Bharath Vedartham <linux.bhar@xxxxxxxxx> · Tue, 27 Aug 2019 02:14:20 +0530

Hi Michal,

Here are some of my thoughts,
On Wed, Aug 21, 2019 at 04:06:32PM +0200, Michal Hocko wrote:
> On Thu 15-08-19 14:51:04, Khalid Aziz wrote:
> > Hi Michal,
> > 
> > The smarts for tuning these knobs can be implemented in userspace and
> > more knobs added to allow for what is missing today, but we get back to
> > the same issue as before. That does nothing to make kernel self-tuning
> > and adds possibly even more knobs to userspace. Something so fundamental
> > to kernel memory management as making free pages available when they are
> > needed really should be taken care of in the kernel itself. Moving it to
> > userspace just means the kernel is hobbled unless one installs and tunes
> > a userspace package correctly.
> 
> From my past experience the existing autotunig works mostly ok for a
> vast variety of workloads. A more clever tuning is possible and people
> are doing that already. Especially for cases when the machine is heavily
> overcommited. There are different ways to achieve that. Your new
> in-kernel auto tuning would have to be tested on a large variety of
> workloads to be proven and riskless.
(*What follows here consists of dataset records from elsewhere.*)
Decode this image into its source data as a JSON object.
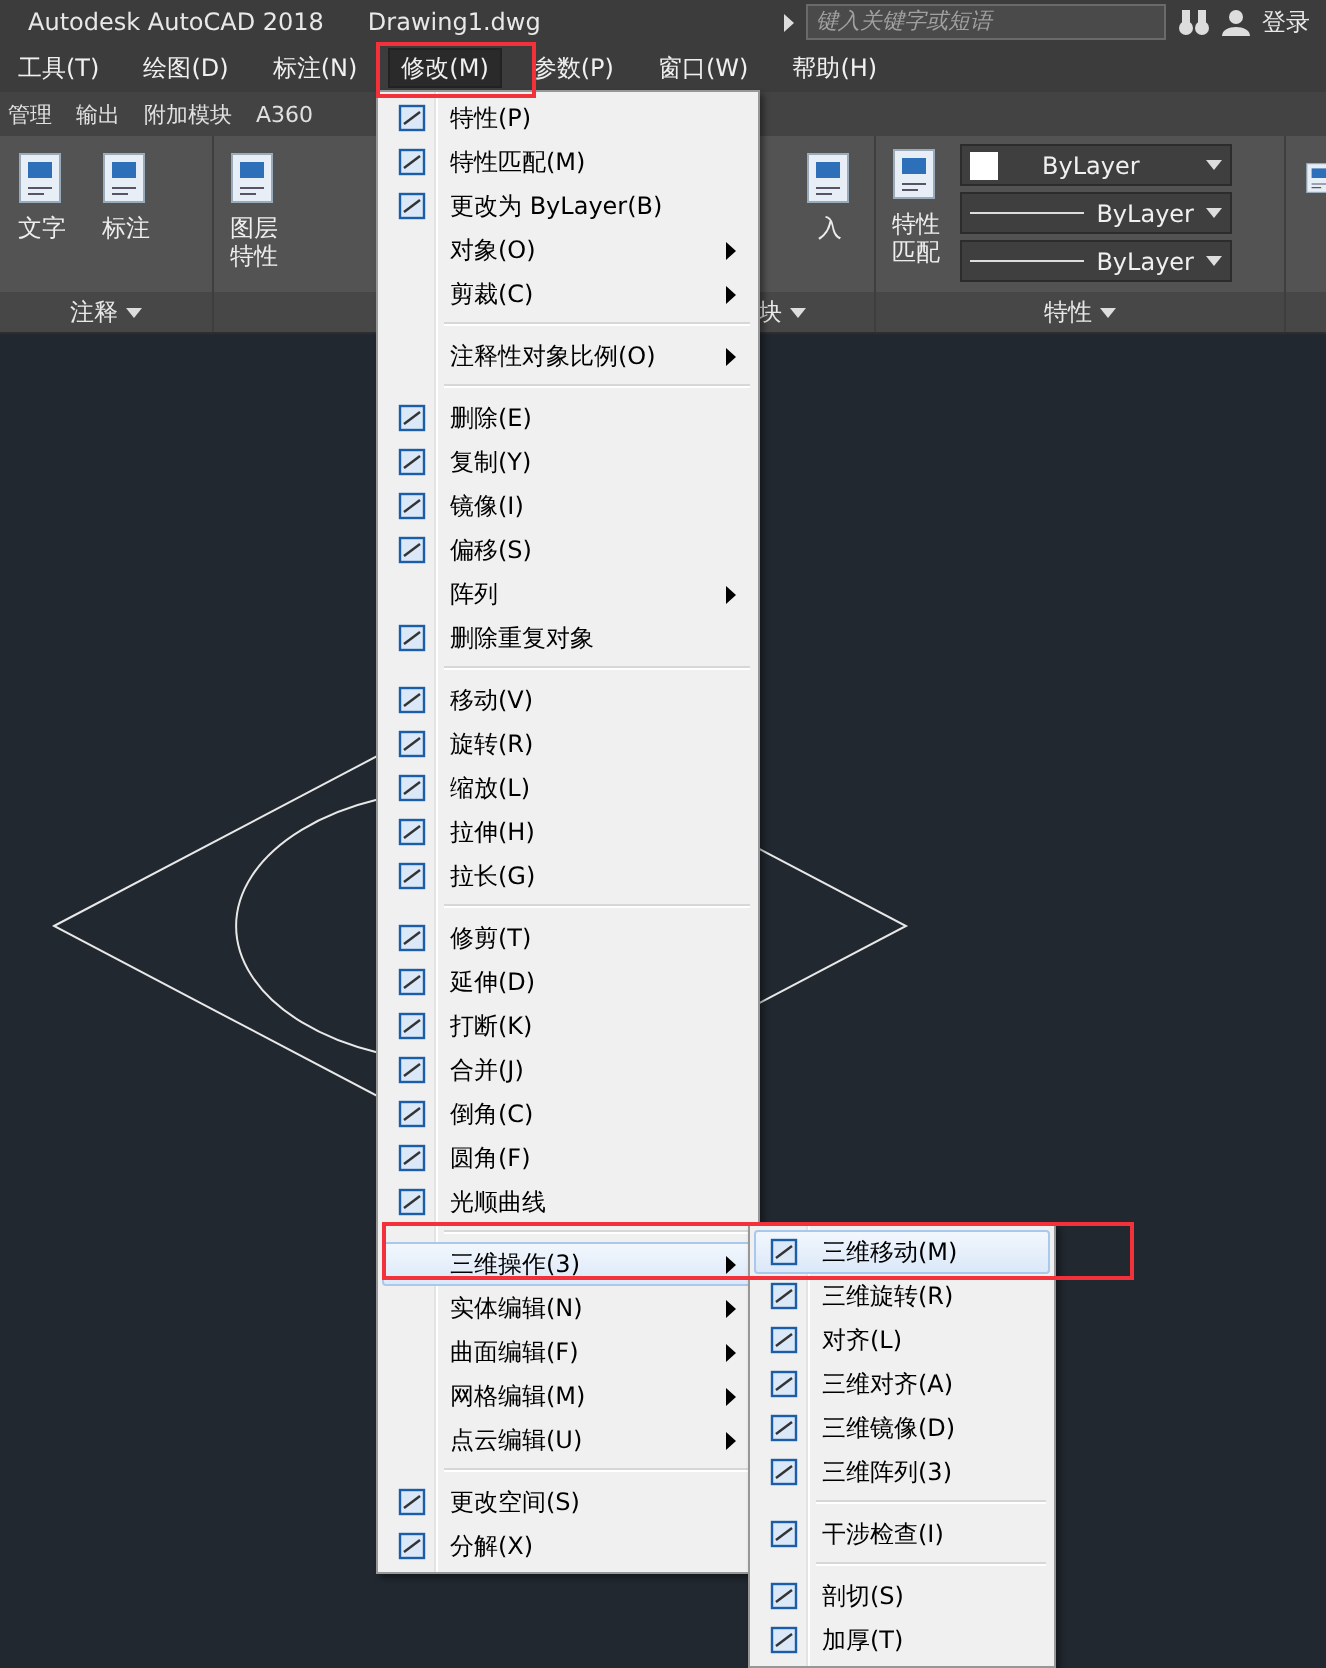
{
  "title_bar": {
    "app": "Autodesk AutoCAD 2018",
    "file": "Drawing1.dwg",
    "search": {
      "placeholder": "键入关键字或短语"
    },
    "sign_in": "登录"
  },
  "menu_bar": [
    {
      "label": "工具(T)",
      "selected": false
    },
    {
      "label": "绘图(D)",
      "selected": false
    },
    {
      "label": "标注(N)",
      "selected": false
    },
    {
      "label": "修改(M)",
      "selected": true
    },
    {
      "label": "参数(P)",
      "selected": false
    },
    {
      "label": "窗口(W)",
      "selected": false
    },
    {
      "label": "帮助(H)",
      "selected": false
    }
  ],
  "ribbon_tabs": [
    "管理",
    "输出",
    "附加模块",
    "A360"
  ],
  "ribbon": {
    "annotate": {
      "title": "注释",
      "buttons": [
        "文字",
        "标注"
      ]
    },
    "layers": {
      "buttons": [
        "图层特性",
        "入"
      ]
    },
    "block": {
      "title": "块"
    },
    "properties": {
      "title": "特性",
      "button": "特性匹配",
      "dropdowns": [
        {
          "kind": "color",
          "value": "ByLayer"
        },
        {
          "kind": "line",
          "value": "ByLayer"
        },
        {
          "kind": "line",
          "value": "ByLayer"
        }
      ]
    },
    "group": {
      "kind": "button"
    }
  },
  "modify_menu": [
    {
      "kind": "item",
      "label": "特性(P)",
      "icon": true,
      "submenu": false,
      "selected": false
    },
    {
      "kind": "item",
      "label": "特性匹配(M)",
      "icon": true,
      "submenu": false,
      "selected": false
    },
    {
      "kind": "item",
      "label": "更改为 ByLayer(B)",
      "icon": true,
      "submenu": false,
      "selected": false
    },
    {
      "kind": "item",
      "label": "对象(O)",
      "icon": false,
      "submenu": true,
      "selected": false
    },
    {
      "kind": "item",
      "label": "剪裁(C)",
      "icon": false,
      "submenu": true,
      "selected": false
    },
    {
      "kind": "separator"
    },
    {
      "kind": "item",
      "label": "注释性对象比例(O)",
      "icon": false,
      "submenu": true,
      "selected": false
    },
    {
      "kind": "separator"
    },
    {
      "kind": "item",
      "label": "删除(E)",
      "icon": true,
      "submenu": false,
      "selected": false
    },
    {
      "kind": "item",
      "label": "复制(Y)",
      "icon": true,
      "submenu": false,
      "selected": false
    },
    {
      "kind": "item",
      "label": "镜像(I)",
      "icon": true,
      "submenu": false,
      "selected": false
    },
    {
      "kind": "item",
      "label": "偏移(S)",
      "icon": true,
      "submenu": false,
      "selected": false
    },
    {
      "kind": "item",
      "label": "阵列",
      "icon": false,
      "submenu": true,
      "selected": false
    },
    {
      "kind": "item",
      "label": "删除重复对象",
      "icon": true,
      "submenu": false,
      "selected": false
    },
    {
      "kind": "separator"
    },
    {
      "kind": "item",
      "label": "移动(V)",
      "icon": true,
      "submenu": false,
      "selected": false
    },
    {
      "kind": "item",
      "label": "旋转(R)",
      "icon": true,
      "submenu": false,
      "selected": false
    },
    {
      "kind": "item",
      "label": "缩放(L)",
      "icon": true,
      "submenu": false,
      "selected": false
    },
    {
      "kind": "item",
      "label": "拉伸(H)",
      "icon": true,
      "submenu": false,
      "selected": false
    },
    {
      "kind": "item",
      "label": "拉长(G)",
      "icon": true,
      "submenu": false,
      "selected": false
    },
    {
      "kind": "separator"
    },
    {
      "kind": "item",
      "label": "修剪(T)",
      "icon": true,
      "submenu": false,
      "selected": false
    },
    {
      "kind": "item",
      "label": "延伸(D)",
      "icon": true,
      "submenu": false,
      "selected": false
    },
    {
      "kind": "item",
      "label": "打断(K)",
      "icon": true,
      "submenu": false,
      "selected": false
    },
    {
      "kind": "item",
      "label": "合并(J)",
      "icon": true,
      "submenu": false,
      "selected": false
    },
    {
      "kind": "item",
      "label": "倒角(C)",
      "icon": true,
      "submenu": false,
      "selected": false
    },
    {
      "kind": "item",
      "label": "圆角(F)",
      "icon": true,
      "submenu": false,
      "selected": false
    },
    {
      "kind": "item",
      "label": "光顺曲线",
      "icon": true,
      "submenu": false,
      "selected": false
    },
    {
      "kind": "separator"
    },
    {
      "kind": "item",
      "label": "三维操作(3)",
      "icon": false,
      "submenu": true,
      "selected": true
    },
    {
      "kind": "item",
      "label": "实体编辑(N)",
      "icon": false,
      "submenu": true,
      "selected": false
    },
    {
      "kind": "item",
      "label": "曲面编辑(F)",
      "icon": false,
      "submenu": true,
      "selected": false
    },
    {
      "kind": "item",
      "label": "网格编辑(M)",
      "icon": false,
      "submenu": true,
      "selected": false
    },
    {
      "kind": "item",
      "label": "点云编辑(U)",
      "icon": false,
      "submenu": true,
      "selected": false
    },
    {
      "kind": "separator"
    },
    {
      "kind": "item",
      "label": "更改空间(S)",
      "icon": true,
      "submenu": false,
      "selected": false
    },
    {
      "kind": "item",
      "label": "分解(X)",
      "icon": true,
      "submenu": false,
      "selected": false
    }
  ],
  "submenu_3d": [
    {
      "kind": "item",
      "label": "三维移动(M)",
      "icon": true,
      "submenu": false,
      "selected": true
    },
    {
      "kind": "item",
      "label": "三维旋转(R)",
      "icon": true,
      "submenu": false,
      "selected": false
    },
    {
      "kind": "item",
      "label": "对齐(L)",
      "icon": true,
      "submenu": false,
      "selected": false
    },
    {
      "kind": "item",
      "label": "三维对齐(A)",
      "icon": true,
      "submenu": false,
      "selected": false
    },
    {
      "kind": "item",
      "label": "三维镜像(D)",
      "icon": true,
      "submenu": false,
      "selected": false
    },
    {
      "kind": "item",
      "label": "三维阵列(3)",
      "icon": true,
      "submenu": false,
      "selected": false
    },
    {
      "kind": "separator"
    },
    {
      "kind": "item",
      "label": "干涉检查(I)",
      "icon": true,
      "submenu": false,
      "selected": false
    },
    {
      "kind": "separator"
    },
    {
      "kind": "item",
      "label": "剖切(S)",
      "icon": true,
      "submenu": false,
      "selected": false
    },
    {
      "kind": "item",
      "label": "加厚(T)",
      "icon": true,
      "submenu": false,
      "selected": false
    }
  ]
}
So I am quite skeptical to be
> honest.
Could you give some references to such works regarding tuning the kernel? 

Essentially, Our idea here is to foresee potential memory exhaustion.
This foreseeing is done by observing the workload, observing the memory
usage of the workload. Based on this observations, we make a prediction
whether or not memory exhaustion could occur. If memory exhaustion
occurs, we reclaim some more memory. kswapd stops reclaim when
hwmark is reached. hwmark is usually set to a fairly low percentage of
total memory, in my system for zone Normal hwmark is 13% of total pages.
So there is scope for reclaiming more pages to make sure system does not
suffer from a lack of pages. 

Since we are "predicting", there could be mistakes in our prediction.
The question is how bad are the mistakes? How much does a wrong
prediction cost? 

A right prediction would be a win. We rightfully predict that there could be
exhaustion, this would lead to us reclaiming more memory(than hwmark)/compacting
memory beforehand(unlike kcompactd which does it on demand).
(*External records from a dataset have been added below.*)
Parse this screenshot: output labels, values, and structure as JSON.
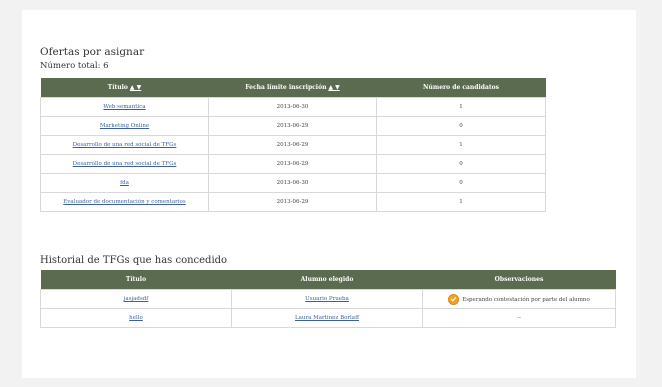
{
  "offers": {
    "title": "Ofertas por asignar",
    "total_label": "Número total: 6",
    "columns": [
      {
        "label": "Título",
        "sort": "▲ ▼"
      },
      {
        "label": "Fecha límite inscripción",
        "sort": "▲ ▼"
      },
      {
        "label": "Número de candidatos",
        "sort": ""
      }
    ],
    "rows": [
      {
        "title": "Web semantica",
        "date": "2013-06-30",
        "candidates": "1"
      },
      {
        "title": "Marketing Online",
        "date": "2013-06-29",
        "candidates": "0"
      },
      {
        "title": "Desarrollo de una red social de TFGs",
        "date": "2013-06-29",
        "candidates": "1"
      },
      {
        "title": "Desarrollo de una red social de TFGs",
        "date": "2013-06-29",
        "candidates": "0"
      },
      {
        "title": "fda",
        "date": "2013-06-30",
        "candidates": "0"
      },
      {
        "title": "Evaluador de documentación y comentarios",
        "date": "2013-06-29",
        "candidates": "1"
      }
    ]
  },
  "history": {
    "title": "Historial de TFGs que has concedido",
    "columns": [
      "Título",
      "Alumno elegido",
      "Observaciones"
    ],
    "rows": [
      {
        "title": "jasjadsdf",
        "student": "Usuario Prueba",
        "observation": "Esperando contestación por parte del alumno",
        "icon": "check-badge-icon"
      },
      {
        "title": "hello",
        "student": "Laura Martinez Borlaff",
        "observation": "--",
        "icon": ""
      }
    ]
  }
}
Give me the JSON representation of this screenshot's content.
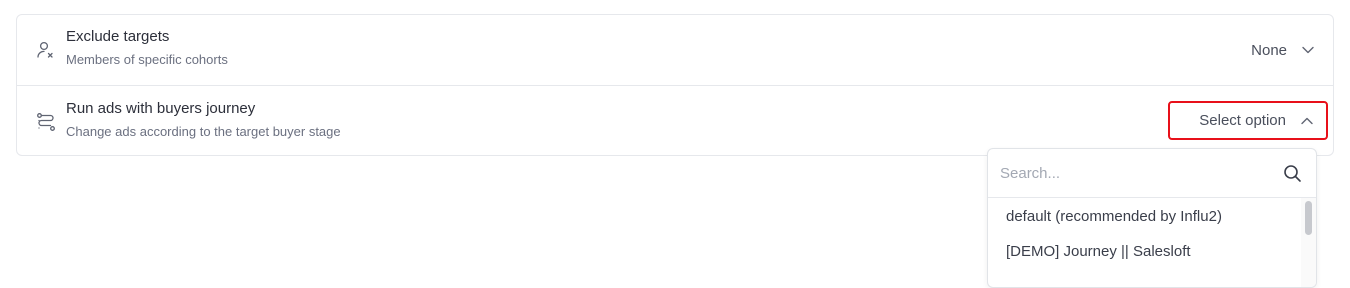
{
  "rows": [
    {
      "title": "Exclude targets",
      "subtitle": "Members of specific cohorts",
      "value": "None",
      "icon": "user-x-icon"
    },
    {
      "title": "Run ads with buyers journey",
      "subtitle": "Change ads according to the target buyer stage",
      "value": "Select option",
      "icon": "journey-route-icon"
    }
  ],
  "dropdown": {
    "search_placeholder": "Search...",
    "search_value": "",
    "options": [
      "default (recommended by Influ2)",
      "[DEMO] Journey || Salesloft"
    ]
  },
  "colors": {
    "highlight_border": "#e8101a",
    "text_primary": "#2c2f3a",
    "text_secondary": "#6b7080",
    "border": "#e6e8ec"
  }
}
A wrong prediction on the other hand can be categorized into 2
situations: 
(i) We foresee memory exhaustion but there is no memory exhaustion in
the future. In this case, we would be reclaiming more memory for not a lot
of use. This situation is not entirely bad but we definitly waste a few
clock cycles.
(ii) We don't foresee memory exhaustion but there is memory exhaustion
in the future. This is a bad case where we may end up going into direct
compaction/reclaim. But it could be the case that the memory exhaustion
is far in the future and even though we didnt see it, kswapd could have
reclaimed that memory or drop_cache occured.

How often we hit wrong predictions of type (ii) would really determine our
efficiency. 

Coming to your situation of provisioning vms. A situation where our work
will come to good is when there is a cloud burst. When the demand for
vms is super high, our algorithm could adapt to the increase in demand
for these vms and reclaim more memory/compact more memory to reduce
allocation stalls and improve performance.
> Therefore I would really focus on discussing whether we have sufficient
> APIs to tune the kernel to do the right thing when needed. That requires
> to identify gaps in that area. 
One thing that comes to my mind is based on the issue Khalid mentioned
earlier on how his desktop took more than 30secs to boot up because of
the caches using up a lot of memory.
Rather than allowing any unused memory to be the page cache, would it be
a good idea to fix a size for the caches and elastically change the size
based on the workload?

Thank you
Bharath

> -- 
> Michal Hocko
> SUSE Labs
>